Kaieteur News – Guyana has to go down in the Guinness Book of World Records for the most failed manufacturing enterprises. It is hard to contemplate a country with more failed and loss-making state-owned manufacturing enterprises than Guyana under the PNC.
The heyday for manufacturing was not in the 1990s.
The heyday for manufacturing in Guyana was in the 1970s, when the State assumed control of the economy. As part of that process, a number of private enterprises were taken over by the Government and a number of state enterprises were created. These new entities as well as those nationalized turned out to be disasters.
Ironically, the heyday also turned out to be the haymaker, as one by one the manufacturing enterprises went under. The PNC Government was following the advice of Sir Arthur Lewis who had suggested that Caribbean economies needed to be industrialized. For Burnham, this meant import substitution. So whatever Guyana was importing, Burnham decided that a substitute could be produced locally.

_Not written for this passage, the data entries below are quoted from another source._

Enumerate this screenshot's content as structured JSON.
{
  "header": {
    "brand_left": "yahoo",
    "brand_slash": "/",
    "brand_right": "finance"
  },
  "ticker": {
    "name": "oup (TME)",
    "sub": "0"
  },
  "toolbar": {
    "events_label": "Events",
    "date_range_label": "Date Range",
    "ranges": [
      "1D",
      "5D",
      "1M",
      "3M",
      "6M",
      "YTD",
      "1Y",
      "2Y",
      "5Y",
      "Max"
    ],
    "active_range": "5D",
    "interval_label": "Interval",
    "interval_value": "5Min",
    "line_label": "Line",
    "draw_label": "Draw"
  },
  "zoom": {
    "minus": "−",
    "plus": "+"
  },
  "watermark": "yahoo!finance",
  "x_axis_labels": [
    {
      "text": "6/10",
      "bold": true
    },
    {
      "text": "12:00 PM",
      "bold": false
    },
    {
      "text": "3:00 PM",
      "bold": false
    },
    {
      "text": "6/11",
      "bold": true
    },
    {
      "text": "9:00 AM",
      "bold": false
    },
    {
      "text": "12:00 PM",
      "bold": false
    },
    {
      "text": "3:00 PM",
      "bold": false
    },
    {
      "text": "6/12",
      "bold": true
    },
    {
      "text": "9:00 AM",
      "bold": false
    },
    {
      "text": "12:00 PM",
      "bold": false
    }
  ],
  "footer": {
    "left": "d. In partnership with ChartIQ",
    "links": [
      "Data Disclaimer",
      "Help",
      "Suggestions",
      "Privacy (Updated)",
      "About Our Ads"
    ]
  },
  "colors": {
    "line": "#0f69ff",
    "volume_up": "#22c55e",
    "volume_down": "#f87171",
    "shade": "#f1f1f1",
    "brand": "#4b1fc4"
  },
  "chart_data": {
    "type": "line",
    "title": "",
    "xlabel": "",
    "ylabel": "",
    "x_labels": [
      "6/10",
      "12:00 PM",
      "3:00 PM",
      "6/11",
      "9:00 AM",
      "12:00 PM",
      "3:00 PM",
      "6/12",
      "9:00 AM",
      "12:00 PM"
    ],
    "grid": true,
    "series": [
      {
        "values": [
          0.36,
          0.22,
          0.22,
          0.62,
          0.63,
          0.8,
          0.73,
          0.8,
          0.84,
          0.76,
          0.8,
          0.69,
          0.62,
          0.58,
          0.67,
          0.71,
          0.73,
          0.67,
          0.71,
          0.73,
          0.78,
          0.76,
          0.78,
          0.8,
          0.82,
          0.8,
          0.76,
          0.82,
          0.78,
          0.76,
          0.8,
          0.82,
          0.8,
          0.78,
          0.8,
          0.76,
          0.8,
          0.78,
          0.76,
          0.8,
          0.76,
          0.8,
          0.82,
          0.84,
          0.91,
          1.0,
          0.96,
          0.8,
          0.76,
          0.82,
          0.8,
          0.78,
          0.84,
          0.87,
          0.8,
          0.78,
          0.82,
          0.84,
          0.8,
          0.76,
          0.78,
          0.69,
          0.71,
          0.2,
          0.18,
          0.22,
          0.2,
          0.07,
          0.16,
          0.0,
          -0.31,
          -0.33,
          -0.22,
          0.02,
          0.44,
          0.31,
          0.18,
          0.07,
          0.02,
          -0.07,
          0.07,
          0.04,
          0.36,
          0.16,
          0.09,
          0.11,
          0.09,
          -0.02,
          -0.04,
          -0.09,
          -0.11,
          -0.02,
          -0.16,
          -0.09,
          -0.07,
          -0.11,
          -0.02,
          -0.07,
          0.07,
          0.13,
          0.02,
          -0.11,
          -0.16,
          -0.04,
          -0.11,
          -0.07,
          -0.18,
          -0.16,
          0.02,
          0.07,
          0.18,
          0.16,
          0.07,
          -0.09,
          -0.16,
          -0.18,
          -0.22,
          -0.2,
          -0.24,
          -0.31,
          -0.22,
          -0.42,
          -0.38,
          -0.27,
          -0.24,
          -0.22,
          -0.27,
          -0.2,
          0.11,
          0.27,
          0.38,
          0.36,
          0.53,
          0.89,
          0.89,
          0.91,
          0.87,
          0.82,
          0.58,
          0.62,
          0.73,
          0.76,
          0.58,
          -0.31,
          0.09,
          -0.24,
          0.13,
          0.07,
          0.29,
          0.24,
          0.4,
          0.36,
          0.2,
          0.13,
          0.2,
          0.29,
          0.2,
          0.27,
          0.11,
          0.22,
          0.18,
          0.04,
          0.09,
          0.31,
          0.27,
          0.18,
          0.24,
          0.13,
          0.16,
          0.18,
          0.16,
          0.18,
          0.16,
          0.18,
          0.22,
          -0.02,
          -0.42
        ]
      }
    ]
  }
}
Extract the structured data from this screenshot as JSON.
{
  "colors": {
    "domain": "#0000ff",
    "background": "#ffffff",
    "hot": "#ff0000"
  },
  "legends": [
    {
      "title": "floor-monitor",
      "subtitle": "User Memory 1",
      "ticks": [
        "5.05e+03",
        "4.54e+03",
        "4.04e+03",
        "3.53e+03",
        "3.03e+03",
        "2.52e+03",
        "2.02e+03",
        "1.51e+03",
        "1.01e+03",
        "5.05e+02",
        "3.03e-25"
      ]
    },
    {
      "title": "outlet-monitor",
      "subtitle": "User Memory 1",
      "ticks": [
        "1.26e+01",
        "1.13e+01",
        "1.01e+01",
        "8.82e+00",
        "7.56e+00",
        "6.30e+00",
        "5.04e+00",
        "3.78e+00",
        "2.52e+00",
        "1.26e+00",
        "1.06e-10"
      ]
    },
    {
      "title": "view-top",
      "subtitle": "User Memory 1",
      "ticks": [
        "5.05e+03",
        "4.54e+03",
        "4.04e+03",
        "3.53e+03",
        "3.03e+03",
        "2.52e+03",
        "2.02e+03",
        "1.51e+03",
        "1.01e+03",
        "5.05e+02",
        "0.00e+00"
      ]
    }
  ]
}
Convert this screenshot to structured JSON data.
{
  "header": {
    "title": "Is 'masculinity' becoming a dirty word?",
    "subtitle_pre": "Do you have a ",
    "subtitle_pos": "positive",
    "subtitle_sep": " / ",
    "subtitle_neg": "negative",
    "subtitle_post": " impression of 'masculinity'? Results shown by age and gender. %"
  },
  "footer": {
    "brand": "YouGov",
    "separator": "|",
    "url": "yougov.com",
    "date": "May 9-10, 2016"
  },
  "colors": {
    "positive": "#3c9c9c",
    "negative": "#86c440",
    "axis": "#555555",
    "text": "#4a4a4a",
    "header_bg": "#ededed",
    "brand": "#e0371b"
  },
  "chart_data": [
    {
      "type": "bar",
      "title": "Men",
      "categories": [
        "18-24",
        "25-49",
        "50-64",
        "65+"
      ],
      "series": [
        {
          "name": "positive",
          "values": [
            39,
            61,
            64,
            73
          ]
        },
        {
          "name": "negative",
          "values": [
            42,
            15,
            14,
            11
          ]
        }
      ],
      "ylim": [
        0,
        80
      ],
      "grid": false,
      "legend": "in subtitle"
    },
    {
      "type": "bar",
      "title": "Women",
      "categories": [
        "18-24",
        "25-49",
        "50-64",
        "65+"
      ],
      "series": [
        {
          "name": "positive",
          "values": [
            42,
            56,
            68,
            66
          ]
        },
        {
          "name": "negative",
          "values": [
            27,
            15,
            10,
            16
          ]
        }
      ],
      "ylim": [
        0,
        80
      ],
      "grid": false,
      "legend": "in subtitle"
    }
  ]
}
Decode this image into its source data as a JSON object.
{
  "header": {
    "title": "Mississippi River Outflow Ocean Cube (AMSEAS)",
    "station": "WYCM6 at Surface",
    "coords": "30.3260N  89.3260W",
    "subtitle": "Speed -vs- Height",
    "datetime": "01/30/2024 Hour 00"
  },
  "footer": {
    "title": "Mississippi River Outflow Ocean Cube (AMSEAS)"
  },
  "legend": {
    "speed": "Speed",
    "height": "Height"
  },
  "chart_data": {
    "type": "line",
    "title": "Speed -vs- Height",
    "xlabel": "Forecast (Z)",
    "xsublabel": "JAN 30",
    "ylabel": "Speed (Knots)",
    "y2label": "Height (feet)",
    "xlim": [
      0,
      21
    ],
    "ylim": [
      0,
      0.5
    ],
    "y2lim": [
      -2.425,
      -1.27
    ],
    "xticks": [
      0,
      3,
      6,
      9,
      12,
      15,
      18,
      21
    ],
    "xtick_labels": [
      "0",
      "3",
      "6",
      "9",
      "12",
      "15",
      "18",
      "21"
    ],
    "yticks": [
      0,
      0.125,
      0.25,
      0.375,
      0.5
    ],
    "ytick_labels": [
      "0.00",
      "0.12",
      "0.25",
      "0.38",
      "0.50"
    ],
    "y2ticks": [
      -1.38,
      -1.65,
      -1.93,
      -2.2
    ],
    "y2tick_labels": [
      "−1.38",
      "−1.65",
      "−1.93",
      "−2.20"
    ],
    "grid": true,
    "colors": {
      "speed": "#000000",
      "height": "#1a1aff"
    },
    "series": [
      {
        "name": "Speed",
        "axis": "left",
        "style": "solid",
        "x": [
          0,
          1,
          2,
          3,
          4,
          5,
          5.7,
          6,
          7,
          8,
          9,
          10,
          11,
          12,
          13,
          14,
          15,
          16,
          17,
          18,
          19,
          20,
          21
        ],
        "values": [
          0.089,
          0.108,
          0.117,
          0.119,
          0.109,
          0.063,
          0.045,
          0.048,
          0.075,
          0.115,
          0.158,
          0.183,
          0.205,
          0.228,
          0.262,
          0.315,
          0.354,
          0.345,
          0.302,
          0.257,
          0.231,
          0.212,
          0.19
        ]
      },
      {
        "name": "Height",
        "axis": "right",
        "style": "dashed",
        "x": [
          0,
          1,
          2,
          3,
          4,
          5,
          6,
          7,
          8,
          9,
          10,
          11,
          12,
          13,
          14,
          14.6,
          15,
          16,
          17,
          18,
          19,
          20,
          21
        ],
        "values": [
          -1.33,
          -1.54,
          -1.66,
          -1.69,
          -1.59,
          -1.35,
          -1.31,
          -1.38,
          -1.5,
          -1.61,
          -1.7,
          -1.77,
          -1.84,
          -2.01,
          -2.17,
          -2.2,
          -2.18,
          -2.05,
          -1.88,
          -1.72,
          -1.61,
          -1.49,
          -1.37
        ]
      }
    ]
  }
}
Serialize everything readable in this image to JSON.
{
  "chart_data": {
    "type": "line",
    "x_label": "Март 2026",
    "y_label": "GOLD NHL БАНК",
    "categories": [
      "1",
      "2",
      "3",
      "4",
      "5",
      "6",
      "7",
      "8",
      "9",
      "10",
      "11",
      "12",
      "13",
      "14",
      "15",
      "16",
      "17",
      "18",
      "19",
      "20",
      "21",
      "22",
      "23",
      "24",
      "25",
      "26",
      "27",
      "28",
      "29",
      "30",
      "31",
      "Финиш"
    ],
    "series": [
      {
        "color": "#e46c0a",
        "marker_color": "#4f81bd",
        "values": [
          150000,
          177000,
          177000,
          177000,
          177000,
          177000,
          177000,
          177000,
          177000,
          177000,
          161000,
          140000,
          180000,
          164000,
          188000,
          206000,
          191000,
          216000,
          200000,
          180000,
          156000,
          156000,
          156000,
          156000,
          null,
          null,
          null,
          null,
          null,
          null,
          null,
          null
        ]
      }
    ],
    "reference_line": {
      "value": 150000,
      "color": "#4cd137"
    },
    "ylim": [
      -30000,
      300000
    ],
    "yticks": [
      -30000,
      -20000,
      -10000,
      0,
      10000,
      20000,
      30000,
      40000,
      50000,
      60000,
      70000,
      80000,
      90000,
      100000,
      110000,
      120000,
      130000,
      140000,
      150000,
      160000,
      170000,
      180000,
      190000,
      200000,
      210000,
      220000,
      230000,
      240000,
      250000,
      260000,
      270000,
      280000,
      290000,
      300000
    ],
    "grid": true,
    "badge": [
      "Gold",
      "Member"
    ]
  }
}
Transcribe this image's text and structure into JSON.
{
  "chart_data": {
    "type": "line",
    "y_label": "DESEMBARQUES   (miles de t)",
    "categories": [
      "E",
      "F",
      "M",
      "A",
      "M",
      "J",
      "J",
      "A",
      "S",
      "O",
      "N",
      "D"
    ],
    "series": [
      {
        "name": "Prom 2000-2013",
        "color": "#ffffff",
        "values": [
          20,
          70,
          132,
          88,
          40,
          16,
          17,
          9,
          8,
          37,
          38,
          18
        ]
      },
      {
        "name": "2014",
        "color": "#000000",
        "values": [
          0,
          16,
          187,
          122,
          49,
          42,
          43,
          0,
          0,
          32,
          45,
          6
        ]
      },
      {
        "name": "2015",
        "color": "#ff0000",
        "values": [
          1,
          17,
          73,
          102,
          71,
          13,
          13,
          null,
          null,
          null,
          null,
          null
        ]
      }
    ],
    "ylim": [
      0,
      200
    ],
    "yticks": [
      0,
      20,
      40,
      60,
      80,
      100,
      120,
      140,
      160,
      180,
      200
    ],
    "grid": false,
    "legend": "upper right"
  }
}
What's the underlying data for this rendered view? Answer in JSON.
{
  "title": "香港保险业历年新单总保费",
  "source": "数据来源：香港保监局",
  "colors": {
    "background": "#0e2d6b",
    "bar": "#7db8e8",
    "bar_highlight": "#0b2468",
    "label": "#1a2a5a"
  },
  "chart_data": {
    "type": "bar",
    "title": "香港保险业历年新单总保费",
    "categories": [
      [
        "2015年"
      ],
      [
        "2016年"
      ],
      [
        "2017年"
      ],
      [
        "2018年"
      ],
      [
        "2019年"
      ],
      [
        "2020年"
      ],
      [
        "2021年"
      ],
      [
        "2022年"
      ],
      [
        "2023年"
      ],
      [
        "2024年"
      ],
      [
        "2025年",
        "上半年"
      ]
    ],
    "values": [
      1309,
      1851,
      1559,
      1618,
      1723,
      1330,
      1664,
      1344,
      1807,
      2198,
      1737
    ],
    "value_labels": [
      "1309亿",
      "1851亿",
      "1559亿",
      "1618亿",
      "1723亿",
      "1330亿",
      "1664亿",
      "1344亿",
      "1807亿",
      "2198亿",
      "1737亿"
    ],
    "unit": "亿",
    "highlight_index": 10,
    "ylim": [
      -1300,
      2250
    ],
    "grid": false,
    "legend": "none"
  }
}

This is how the philosophy of self-reliance was conceived for Guyana. It was Burnham’s way of convincing the Guyanese people that his plan for industrialization would be feasible, because the industries would be producing what Guyana was importing.It was a careless and reckless experiment. But who was going to stand-up and tell Burnham that he was wrong and that he was leading Guyana on a course of disaster.
Manufacturing establishments were created. Some took off only to flounder in flight. Others never got going at all, and left Guyana with a huge debt.
Guyana was supposed to have a factory to produce bicycles, so that Guyanese could ride to work and beat the fuel crisis. Burnham wasn’t riding any bicycle though. And neither were the thousands of Guyanese waiting for the assembled bicycles to roll off the production line.
To say that bicycles were made in Guyana is a misnomer. The bicycles were only assembled here; all the parts were made overseas and shipped here. Instead of earning foreign exchange for Guyana, the short-lived bicycle factory required foreign exchange to bring in the disassembled bicycles.
In 1976, the Government entered into a line of credit agreement with the Government of India to assemble Atlas bicycles. It was expected that Guyana would produce some 12,000 bicycles per year for local use and for exports to the Caribbean.
The bicycle factory collapsed.
The Government also established a cassava factory. Well, that worked for a time but also went under.
There were big plans for the extraction of silica from sand. A glass factory was constructed. It flopped. It was said that the aircraft passing overhead caused vibrations that cracked the glass produced. Some people took that joke seriously and still give it as the reason why the glass factory collapsed. The fact is that this was a case of poor planning, and there were no markets to sell the products to.
A paint factory was built. This also proved to be a failure. Users of the paint complained about mildew. By the time the factory got it right, a severe foreign exchange crisis crippled its operations.
A leather factory was established. That too failed. It seems like everything the PNC touched in those days failed.
The Chinese came and with great fanfare established the Sanata Textile Mill. The mill was supposed to produce textiles from cotton grown at the National Service camps. Well, the National Service was another massive failure and could not supply enough cotton to make cotton wool much less to be weaved into fabric.
The soap factory produced bubbles. The snack food factory went packing.
The factory that produced refrigerators fared well for a time, but then was destroyed by the foreign exchange crisis. GRECO, the radio manufacturing, went out of service. The Guyana Pharmaceutical Corporation fared better, but was always going to have to be privatized since it was operating way below capacity.
The PNC destroyed manufacturing in Guyana. The companies that did survive were those that enjoyed protection. But that is such a long story that it will have to wait for another day.
(The views expressed in this articles are those of the author and do not necessarily reflect the opinions and beliefs of this newspaper and its affiliates.)